Palavras-chave: Biografia não autorizada. Fontes disponíveis. Papel do historiador. Vestígios.
ABSTRACT: The reflexes arising from biographical writing for the field of history permeate the aspects that involve the life of the biographer, especially when dealing with unauthorized biographies. In this sense, this work aims to analyze the characteristics of unauthorized biography in the face of lacunar aspects, due to the absence of documents, traces and traces that allow an approximation with the biographical reality. For this it is necessary to understand what is meant by biography, starting from its historical aspects. It seeks to identify the existing dimensions of biography and how these present themselves. With regard to the methodology, this is a qualitative, documentary and bibliographical research, using indirect documentation as instrumentalization, due to the need for analysis of the institutes. Finally, seeking to indicate the distances and possible approximations in the unauthorized biography to an authentic and reliable writing from the available sources.
Keywords: Unauthorized biography. Available sources. Role of the historian. Traces.
1 INTRODUÇÃO
Nos últimos anos tem-se percebido um crescente interesse pela escrita biográfica pelos historiadores, em face da possibilidade de uma visão que abrange tanto aspectos que estão relacionados com a coletividade, como pela escrita sobre a vida de uma pessoa. Dentro desses limites, percebe-se uma variedade de aspectos que podem levar o historiador a diferentes visões, estejam relacionados ou não a contextos sociais, econômicos, políticos, culturais que possam influenciar a vida do biografado.
A biografia não autorizada, em si, pode refletir diferentes percursos e visões, que podem chegar a uma possível aproximação a uma escrita autêntica e fidedigna, partindo-se da ideia de que os documentos, rastros e vestígios lhe abrem possibilidades que precisam ser observadas e que podem lhe trazer, a partir da metodologia a ser empregada nos seus trabalhos, uma representação sobre o passado.
O trabalho do historiador na escrita de biografia não autorizada deve ser um trabalho minucioso, que atente para o não envolvimento pessoal com o texto escrito, mas com as fontes disponíveis, e a metodologia adequada para que se torne o mais verossímil possível a perspectiva do biografado.
Essa representação do passado, como ofício do historiador deve levar em consideração segundo Gaddis (2003), padrões de comportamento humano que prolongam através do tempo e espaço, e da prova de uma experiência específica que disciplina o que se pode conhecer por experiências coletivas.

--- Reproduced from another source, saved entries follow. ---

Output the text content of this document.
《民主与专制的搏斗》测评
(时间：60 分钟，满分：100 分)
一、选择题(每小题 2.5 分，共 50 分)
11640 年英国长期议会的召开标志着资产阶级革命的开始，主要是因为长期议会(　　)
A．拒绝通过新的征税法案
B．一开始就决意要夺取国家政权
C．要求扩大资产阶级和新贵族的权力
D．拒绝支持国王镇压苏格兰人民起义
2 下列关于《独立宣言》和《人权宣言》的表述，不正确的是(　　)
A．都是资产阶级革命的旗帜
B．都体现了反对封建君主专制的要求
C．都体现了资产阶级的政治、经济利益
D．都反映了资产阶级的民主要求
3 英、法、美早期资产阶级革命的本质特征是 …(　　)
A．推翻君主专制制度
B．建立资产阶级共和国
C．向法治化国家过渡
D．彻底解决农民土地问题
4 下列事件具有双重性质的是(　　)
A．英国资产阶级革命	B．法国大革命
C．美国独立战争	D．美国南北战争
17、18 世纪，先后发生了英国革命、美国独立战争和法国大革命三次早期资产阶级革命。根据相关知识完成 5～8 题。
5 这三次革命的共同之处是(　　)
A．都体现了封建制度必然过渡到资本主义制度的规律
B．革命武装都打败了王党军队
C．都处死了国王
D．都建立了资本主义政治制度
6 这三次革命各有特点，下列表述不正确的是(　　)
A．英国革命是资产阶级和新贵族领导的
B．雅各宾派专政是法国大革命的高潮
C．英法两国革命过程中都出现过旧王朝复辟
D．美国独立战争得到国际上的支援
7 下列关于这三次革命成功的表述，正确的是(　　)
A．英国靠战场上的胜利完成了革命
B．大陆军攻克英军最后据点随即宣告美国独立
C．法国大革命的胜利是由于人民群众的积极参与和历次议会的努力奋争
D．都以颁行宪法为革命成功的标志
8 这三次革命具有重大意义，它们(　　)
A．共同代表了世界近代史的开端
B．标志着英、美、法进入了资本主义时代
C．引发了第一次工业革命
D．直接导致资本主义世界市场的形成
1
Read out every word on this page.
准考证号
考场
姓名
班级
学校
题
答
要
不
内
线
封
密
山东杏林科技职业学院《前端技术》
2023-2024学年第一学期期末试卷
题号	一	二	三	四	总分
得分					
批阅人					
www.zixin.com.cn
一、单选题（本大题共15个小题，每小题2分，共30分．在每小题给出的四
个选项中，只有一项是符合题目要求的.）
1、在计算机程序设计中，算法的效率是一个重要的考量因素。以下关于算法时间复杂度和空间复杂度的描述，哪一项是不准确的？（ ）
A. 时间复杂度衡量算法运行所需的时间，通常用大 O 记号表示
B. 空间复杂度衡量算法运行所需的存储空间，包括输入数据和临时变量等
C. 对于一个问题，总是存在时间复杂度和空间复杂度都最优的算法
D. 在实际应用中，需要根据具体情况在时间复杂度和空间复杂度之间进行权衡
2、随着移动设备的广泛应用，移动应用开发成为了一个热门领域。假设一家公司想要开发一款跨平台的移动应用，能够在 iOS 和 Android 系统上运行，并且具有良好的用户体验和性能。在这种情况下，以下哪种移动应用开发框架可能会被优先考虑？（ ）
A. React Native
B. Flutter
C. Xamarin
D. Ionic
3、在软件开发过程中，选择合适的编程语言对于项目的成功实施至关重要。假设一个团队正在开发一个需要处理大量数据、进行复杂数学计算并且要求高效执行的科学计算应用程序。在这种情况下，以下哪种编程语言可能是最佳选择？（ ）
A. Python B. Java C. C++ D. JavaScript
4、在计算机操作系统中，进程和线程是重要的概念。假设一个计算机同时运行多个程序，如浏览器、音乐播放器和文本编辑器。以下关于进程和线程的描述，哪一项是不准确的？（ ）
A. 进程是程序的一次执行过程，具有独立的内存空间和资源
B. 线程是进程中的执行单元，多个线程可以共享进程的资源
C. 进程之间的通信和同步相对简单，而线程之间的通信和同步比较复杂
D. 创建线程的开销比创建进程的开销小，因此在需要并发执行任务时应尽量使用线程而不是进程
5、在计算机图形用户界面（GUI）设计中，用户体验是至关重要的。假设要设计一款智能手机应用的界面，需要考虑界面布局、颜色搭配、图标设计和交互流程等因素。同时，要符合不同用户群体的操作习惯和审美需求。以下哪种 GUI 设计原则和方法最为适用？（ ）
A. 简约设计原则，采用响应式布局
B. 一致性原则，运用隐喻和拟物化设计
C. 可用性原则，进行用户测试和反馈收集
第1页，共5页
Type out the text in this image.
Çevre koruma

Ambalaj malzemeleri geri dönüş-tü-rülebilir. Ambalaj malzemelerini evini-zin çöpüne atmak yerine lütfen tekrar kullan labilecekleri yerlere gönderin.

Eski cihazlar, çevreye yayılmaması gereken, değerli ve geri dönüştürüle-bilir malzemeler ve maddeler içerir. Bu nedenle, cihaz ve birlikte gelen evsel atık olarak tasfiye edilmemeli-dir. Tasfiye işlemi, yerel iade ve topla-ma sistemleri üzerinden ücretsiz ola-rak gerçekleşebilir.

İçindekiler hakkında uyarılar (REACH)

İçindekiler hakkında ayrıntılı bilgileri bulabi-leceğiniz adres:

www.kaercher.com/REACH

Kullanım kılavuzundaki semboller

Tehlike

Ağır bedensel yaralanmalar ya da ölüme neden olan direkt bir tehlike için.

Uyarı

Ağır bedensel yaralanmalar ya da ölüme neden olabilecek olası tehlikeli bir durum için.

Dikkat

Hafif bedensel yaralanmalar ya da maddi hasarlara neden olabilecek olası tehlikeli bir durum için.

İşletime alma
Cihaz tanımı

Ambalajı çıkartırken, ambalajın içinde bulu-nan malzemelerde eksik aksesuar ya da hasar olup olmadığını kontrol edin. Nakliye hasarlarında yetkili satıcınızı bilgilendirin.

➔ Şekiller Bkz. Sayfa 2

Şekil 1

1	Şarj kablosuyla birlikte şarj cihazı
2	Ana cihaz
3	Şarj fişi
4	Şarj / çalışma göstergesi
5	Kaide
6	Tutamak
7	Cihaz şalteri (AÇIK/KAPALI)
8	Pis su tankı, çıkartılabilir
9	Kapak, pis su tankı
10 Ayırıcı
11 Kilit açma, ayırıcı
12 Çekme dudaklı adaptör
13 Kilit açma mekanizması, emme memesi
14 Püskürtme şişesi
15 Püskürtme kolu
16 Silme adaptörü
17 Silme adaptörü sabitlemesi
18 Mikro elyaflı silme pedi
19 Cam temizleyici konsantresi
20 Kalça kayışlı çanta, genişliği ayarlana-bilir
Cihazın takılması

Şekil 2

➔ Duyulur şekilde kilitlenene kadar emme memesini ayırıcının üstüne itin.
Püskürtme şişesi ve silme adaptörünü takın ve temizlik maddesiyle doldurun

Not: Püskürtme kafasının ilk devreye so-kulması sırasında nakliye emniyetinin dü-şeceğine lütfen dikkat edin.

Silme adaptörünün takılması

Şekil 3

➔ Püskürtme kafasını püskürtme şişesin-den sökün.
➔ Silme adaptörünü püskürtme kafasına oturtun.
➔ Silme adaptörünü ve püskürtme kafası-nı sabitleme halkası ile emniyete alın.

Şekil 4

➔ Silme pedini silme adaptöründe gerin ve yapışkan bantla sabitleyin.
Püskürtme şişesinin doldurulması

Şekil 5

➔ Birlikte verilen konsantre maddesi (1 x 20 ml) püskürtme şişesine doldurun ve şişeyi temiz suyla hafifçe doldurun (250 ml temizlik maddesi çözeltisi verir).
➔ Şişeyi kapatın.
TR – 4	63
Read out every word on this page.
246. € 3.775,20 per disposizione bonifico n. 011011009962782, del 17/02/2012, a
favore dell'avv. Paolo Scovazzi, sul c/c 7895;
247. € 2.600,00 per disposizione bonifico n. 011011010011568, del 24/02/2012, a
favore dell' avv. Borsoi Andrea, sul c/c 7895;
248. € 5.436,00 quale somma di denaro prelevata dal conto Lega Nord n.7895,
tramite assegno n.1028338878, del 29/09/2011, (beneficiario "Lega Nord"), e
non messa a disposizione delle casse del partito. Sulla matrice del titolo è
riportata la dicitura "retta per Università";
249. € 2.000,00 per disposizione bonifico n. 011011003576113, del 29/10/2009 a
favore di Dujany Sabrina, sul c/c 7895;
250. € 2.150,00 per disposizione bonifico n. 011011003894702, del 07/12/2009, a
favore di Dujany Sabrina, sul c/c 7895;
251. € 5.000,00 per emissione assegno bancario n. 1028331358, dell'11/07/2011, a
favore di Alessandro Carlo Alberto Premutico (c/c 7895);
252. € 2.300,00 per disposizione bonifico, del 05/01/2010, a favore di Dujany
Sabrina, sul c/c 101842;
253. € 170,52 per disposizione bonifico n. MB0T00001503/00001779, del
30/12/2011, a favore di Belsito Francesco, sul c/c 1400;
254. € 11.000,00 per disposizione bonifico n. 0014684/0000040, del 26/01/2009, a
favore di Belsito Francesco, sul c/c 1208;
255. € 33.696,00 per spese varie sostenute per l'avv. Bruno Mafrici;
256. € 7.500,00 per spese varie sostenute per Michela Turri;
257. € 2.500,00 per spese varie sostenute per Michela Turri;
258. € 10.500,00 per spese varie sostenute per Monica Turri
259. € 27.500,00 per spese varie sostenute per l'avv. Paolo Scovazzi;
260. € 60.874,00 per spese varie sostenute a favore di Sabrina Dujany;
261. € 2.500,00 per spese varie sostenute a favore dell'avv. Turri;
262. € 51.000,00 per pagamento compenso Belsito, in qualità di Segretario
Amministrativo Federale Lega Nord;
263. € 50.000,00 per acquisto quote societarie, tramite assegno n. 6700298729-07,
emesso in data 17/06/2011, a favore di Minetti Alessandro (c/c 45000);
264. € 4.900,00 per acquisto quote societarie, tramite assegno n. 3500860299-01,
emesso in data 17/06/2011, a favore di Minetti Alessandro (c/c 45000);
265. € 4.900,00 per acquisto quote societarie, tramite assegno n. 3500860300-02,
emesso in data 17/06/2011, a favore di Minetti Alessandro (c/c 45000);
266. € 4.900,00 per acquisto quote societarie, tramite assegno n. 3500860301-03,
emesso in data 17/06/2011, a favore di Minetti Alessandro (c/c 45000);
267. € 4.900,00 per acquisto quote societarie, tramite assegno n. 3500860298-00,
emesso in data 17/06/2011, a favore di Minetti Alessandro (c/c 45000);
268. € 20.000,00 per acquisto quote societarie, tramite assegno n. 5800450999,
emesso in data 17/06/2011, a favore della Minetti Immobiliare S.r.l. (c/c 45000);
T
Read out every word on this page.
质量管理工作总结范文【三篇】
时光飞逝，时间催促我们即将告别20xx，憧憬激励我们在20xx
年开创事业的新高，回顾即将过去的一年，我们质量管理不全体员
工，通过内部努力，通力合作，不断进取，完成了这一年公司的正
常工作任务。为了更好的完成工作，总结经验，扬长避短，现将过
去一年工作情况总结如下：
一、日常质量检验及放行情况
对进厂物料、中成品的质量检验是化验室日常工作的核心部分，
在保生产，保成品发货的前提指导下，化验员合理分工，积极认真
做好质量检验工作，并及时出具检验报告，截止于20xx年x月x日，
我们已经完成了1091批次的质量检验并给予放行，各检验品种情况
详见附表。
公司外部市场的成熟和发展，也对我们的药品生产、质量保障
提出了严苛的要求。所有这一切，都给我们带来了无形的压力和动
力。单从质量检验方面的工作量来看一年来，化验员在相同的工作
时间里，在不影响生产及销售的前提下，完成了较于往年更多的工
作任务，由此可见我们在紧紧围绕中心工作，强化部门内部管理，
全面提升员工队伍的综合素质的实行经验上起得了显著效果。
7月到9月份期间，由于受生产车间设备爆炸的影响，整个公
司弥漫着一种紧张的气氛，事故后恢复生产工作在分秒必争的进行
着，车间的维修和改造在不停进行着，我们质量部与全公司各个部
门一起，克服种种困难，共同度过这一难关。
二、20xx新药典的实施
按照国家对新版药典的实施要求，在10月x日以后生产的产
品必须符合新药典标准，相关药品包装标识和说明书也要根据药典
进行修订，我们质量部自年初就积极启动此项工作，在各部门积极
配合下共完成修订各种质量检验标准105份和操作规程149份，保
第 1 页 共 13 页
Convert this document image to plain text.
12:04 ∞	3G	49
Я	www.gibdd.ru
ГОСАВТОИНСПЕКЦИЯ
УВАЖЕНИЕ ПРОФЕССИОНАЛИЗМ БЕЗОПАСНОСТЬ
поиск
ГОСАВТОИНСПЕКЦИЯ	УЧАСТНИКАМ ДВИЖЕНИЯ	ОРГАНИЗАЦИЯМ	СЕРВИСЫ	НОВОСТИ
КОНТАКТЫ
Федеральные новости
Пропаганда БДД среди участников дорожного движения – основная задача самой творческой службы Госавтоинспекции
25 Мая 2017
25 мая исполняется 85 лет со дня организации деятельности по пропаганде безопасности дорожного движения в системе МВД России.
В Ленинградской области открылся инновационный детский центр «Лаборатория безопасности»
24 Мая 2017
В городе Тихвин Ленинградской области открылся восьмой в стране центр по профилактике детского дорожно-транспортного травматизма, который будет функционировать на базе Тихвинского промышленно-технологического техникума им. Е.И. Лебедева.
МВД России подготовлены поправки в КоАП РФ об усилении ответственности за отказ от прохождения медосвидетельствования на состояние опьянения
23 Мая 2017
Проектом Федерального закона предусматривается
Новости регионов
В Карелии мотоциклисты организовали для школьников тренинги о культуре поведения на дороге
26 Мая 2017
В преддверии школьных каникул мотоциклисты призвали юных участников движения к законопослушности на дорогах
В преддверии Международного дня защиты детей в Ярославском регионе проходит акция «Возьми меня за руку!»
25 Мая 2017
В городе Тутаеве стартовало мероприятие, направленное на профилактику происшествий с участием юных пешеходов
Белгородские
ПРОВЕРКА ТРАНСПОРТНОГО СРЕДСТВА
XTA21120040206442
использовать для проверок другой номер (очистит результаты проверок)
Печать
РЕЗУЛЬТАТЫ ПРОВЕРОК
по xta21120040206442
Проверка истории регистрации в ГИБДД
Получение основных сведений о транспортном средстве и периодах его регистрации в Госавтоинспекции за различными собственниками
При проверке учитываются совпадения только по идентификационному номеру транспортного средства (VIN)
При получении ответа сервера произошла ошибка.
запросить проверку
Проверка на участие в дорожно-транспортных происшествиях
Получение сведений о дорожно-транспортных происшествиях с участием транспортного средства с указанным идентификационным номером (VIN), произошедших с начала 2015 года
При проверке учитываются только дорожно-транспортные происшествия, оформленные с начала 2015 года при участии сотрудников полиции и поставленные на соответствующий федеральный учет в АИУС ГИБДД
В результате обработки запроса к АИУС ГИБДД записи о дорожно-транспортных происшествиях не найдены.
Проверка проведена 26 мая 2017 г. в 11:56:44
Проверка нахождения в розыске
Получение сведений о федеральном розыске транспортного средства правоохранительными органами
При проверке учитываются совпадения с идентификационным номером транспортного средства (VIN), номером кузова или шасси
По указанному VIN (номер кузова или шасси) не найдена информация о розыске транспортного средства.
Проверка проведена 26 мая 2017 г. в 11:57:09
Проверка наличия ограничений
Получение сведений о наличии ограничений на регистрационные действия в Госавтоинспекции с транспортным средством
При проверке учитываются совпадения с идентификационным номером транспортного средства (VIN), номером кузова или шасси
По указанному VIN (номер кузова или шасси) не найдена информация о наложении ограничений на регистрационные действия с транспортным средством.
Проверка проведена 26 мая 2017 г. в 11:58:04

Nesse sentido, esse trabalho pretende apresentar uma visão da biografia partindo de seu processo histórico de reconhecimento como campo de estudo dos historiadores, perpassando pelo estudo de suas dimensões ou tipologias, com base na classificação de Levi, e posterior discussão sobre distanciamentos e aproximações que uma biografia não autorizada apresenta para uma escrita autêntica e fidedigna a partir das fontes disponíveis.
Trata-se de uma pesquisa, com relação à metodologia, qualitativa, documental e bibliográfica, utilizando-se como instrumentalização a documentação indireta, pela necessidade de análise de textos sobre o assunto.
Percebe-se a necessidade de aproximar a escrita de biografias não autorizadas ao estudo da metodologia a ser utilizada pelos historiadores para que a mesma possa servir de instrumento de pesquisa como fonte histórica.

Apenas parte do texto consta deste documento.